I had no optimistic scenario in my mind, while waiting for the results at Civic Coalition leader Donald Tusk’s headquarters during the election night. Having seen the re-election of Viktor Orbán in April 2022, I knew how hard it was to change the rulers, when they have imposed their own rules. If a party controls the media, and influences the judges, their grip on power becomes stronger, and the more difficult it is to subvert the regime.
But then voters came with their push for a change. Although both the Spanish Popular Party and the Polish Law and Justice (PiS) party were ready to break the cordon sanitaire and use far-right seats as a crutch to bring them into government, the people in both countries said no to this plan: neither Spain’s Vox nor Poland’s Konfederacja performed well at the elections. This showed us how vibrant European democracies still are.

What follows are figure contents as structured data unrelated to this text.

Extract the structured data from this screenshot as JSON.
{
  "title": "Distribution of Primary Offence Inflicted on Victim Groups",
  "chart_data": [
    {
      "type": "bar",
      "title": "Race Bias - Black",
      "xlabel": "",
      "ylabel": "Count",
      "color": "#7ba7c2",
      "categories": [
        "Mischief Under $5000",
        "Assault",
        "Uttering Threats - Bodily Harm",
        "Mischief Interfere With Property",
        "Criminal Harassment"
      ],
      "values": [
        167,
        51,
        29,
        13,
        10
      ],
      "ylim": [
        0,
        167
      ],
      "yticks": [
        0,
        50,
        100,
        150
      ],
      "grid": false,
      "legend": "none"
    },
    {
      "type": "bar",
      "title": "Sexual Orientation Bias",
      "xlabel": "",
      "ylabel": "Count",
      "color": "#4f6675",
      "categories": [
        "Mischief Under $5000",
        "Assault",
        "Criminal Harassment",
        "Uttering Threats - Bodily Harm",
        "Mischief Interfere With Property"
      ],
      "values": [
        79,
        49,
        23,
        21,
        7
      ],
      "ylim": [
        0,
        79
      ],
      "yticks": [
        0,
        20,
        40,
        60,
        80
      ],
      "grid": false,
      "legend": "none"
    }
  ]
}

Before Poland’s elections, I visited the headquarters of the feminist movement “Strajk Kobiet” in Warsaw. I asked Marta Lempart, the leader of Polish pro-abortion protests, what had become of that unprecedented wave of dissent. She told me: “We changed our society; now we have to change politics.” The huge amount of young people, and women, that queued up to vote on 15 October, proved her right.
Law and Justice is still the party with most votes, and it still holds the levers of power: as Konfederacja’s leader Sławomir Mentzen said, “if Tusk wants to govern Poland, he will have the President of the Republic, the public TV and the Constitutional Court against him.”
Nevertheless, a majority of Polish voters asked for change. The high level of participation in the polls, the pro-European and pro-rule of law stances that the winning opposition embodies, provoked “a sigh of relief in Brussels and many capitals”, as Dutch MEP Sophie in’t Veld told me: “Europe was pulled back from the brink”.